O presidente dos Estados Unidos, Donald Trump, afirmou na noite de sábado (23/5) que o homem que abriu fogo nas proximidades da Casa Branca tinha “histórico de violência” e uma “possível obsessão” pela sede do governo norte-americano.
A declaração foi feita por Trump na rede social Truth Social após o incidente, que terminou com o suspeito morto em uma troca de tiros com agentes do Serviço Secreto.
“Agradecemos ao nosso excelente Serviço Secreto e às forças policiais pela ação rápida e profissional tomada esta noite contra um atirador perto da Casa Branca, que tinha um histórico de violência e uma possível obsessão com a estrutura mais querida do nosso país”, escreveu o presidente.
Ataque à Casa Branca
Segundo autoridades estadunidenses, o suspeito se aproximou do lado oeste da Casa Branca por volta das 18h, no horário local, sacou uma arma e disparou em direção ao complexo presidencial.
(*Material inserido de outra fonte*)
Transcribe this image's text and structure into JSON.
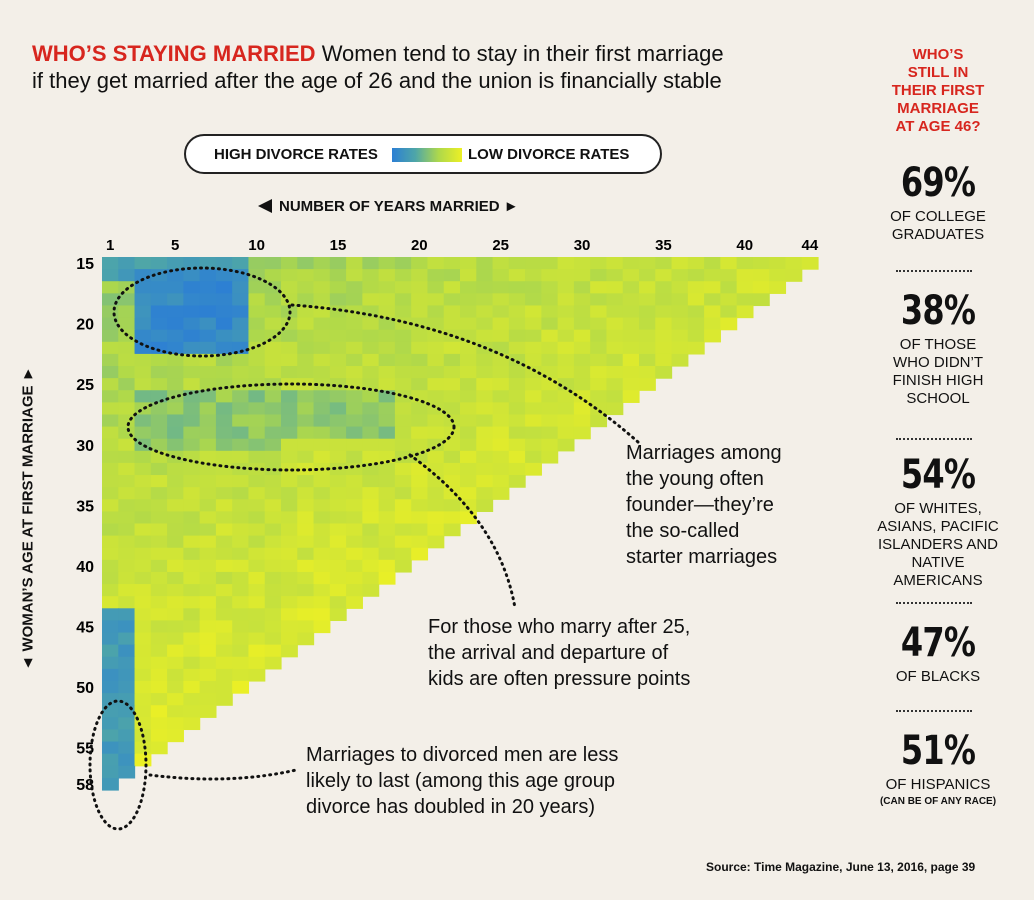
{
  "title": {
    "kicker": "WHO’S STAYING MARRIED",
    "line1": " Women tend to stay in their first marriage",
    "line2": "if they get married after the age of 26 and the union is financially stable"
  },
  "legend": {
    "high": "HIGH DIVORCE RATES",
    "low": "LOW DIVORCE RATES"
  },
  "colors": {
    "high": "#2c7fd4",
    "low": "#ecf025",
    "accent": "#d7261e"
  },
  "chart_data": {
    "type": "heatmap",
    "xlabel": "◄ NUMBER OF YEARS MARRIED ►",
    "ylabel": "◄ WOMAN’S AGE AT FIRST MARRIAGE ►",
    "x_range": [
      1,
      44
    ],
    "y_range": [
      15,
      58
    ],
    "x_ticks": [
      1,
      5,
      10,
      15,
      20,
      25,
      30,
      35,
      40,
      44
    ],
    "y_ticks": [
      15,
      20,
      25,
      30,
      35,
      40,
      45,
      50,
      55,
      58
    ],
    "scale": "divorce rate (0 = low, 1 = high)",
    "high_divorce_regions": [
      {
        "age": [
          16,
          22
        ],
        "years": [
          3,
          9
        ],
        "level": 0.9
      },
      {
        "age": [
          15,
          16
        ],
        "years": [
          1,
          9
        ],
        "level": 0.7
      },
      {
        "age": [
          44,
          58
        ],
        "years": [
          1,
          2
        ],
        "level": 0.75
      },
      {
        "age": [
          26,
          30
        ],
        "years": [
          3,
          18
        ],
        "level": 0.45
      }
    ],
    "low_divorce_regions": [
      {
        "age": [
          30,
          58
        ],
        "years": [
          10,
          44
        ],
        "level": 0.05
      }
    ]
  },
  "annotations": {
    "starter": [
      "Marriages among",
      "the young often",
      "founder—they’re",
      "the so-called",
      "starter marriages"
    ],
    "kids": [
      "For those who marry after 25,",
      "the arrival and departure of",
      "kids are often pressure points"
    ],
    "divorced": [
      "Marriages to divorced men are less",
      "likely to last (among this age group",
      "divorce has doubled in 20 years)"
    ]
  },
  "side": {
    "question": [
      "WHO’S",
      "STILL IN",
      "THEIR FIRST",
      "MARRIAGE",
      "AT AGE 46?"
    ],
    "stats": [
      {
        "pct": "69%",
        "label": [
          "OF COLLEGE",
          "GRADUATES"
        ],
        "sub": ""
      },
      {
        "pct": "38%",
        "label": [
          "OF THOSE",
          "WHO DIDN’T",
          "FINISH HIGH",
          "SCHOOL"
        ],
        "sub": ""
      },
      {
        "pct": "54%",
        "label": [
          "OF WHITES,",
          "ASIANS, PACIFIC",
          "ISLANDERS AND",
          "NATIVE AMERICANS"
        ],
        "sub": ""
      },
      {
        "pct": "47%",
        "label": [
          "OF BLACKS"
        ],
        "sub": ""
      },
      {
        "pct": "51%",
        "label": [
          "OF HISPANICS"
        ],
        "sub": "(CAN BE OF ANY RACE)"
      }
    ]
  },
  "source": "Source: Time Magazine, June 13, 2016, page 39"
}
Agentes do Serviço Secreto reagiram imediatamente e atingiram o homem antes que ele ultrapassasse o perímetro de segurança.
Relatos da imprensa norte-americana apontam que entre 15 e 30 tiros foram ouvidos nas proximidades da 17th Street com a Pennsylvania Avenue NW, área próxima ao Edifício Executivo Eisenhower, ao lado da Casa Branca.
Trump estava dentro da Casa Branca no momento do ataque e participava de reuniões sobre um possível acordo internacional com o Irã, segundo a imprensa americana. O presidente não ficou ferido.
Na publicação, o republicano também afirmou que o episódio reforça a necessidade de ampliar as medidas de proteção da residência oficial do presidente americano.
O suspeito chegou a ser levado a um hospital da região, mas morreu após o confronto, segundo o Serviço Secreto.
Um pedestre que passava pela região também foi atingido durante os disparos e permanece hospitalizado em estado crítico.
“Este evento demonstra a importância, para todos os futuros presidentes, de termos o espaço mais seguro e protegido do seu gênero já construído em Washington”, declarou.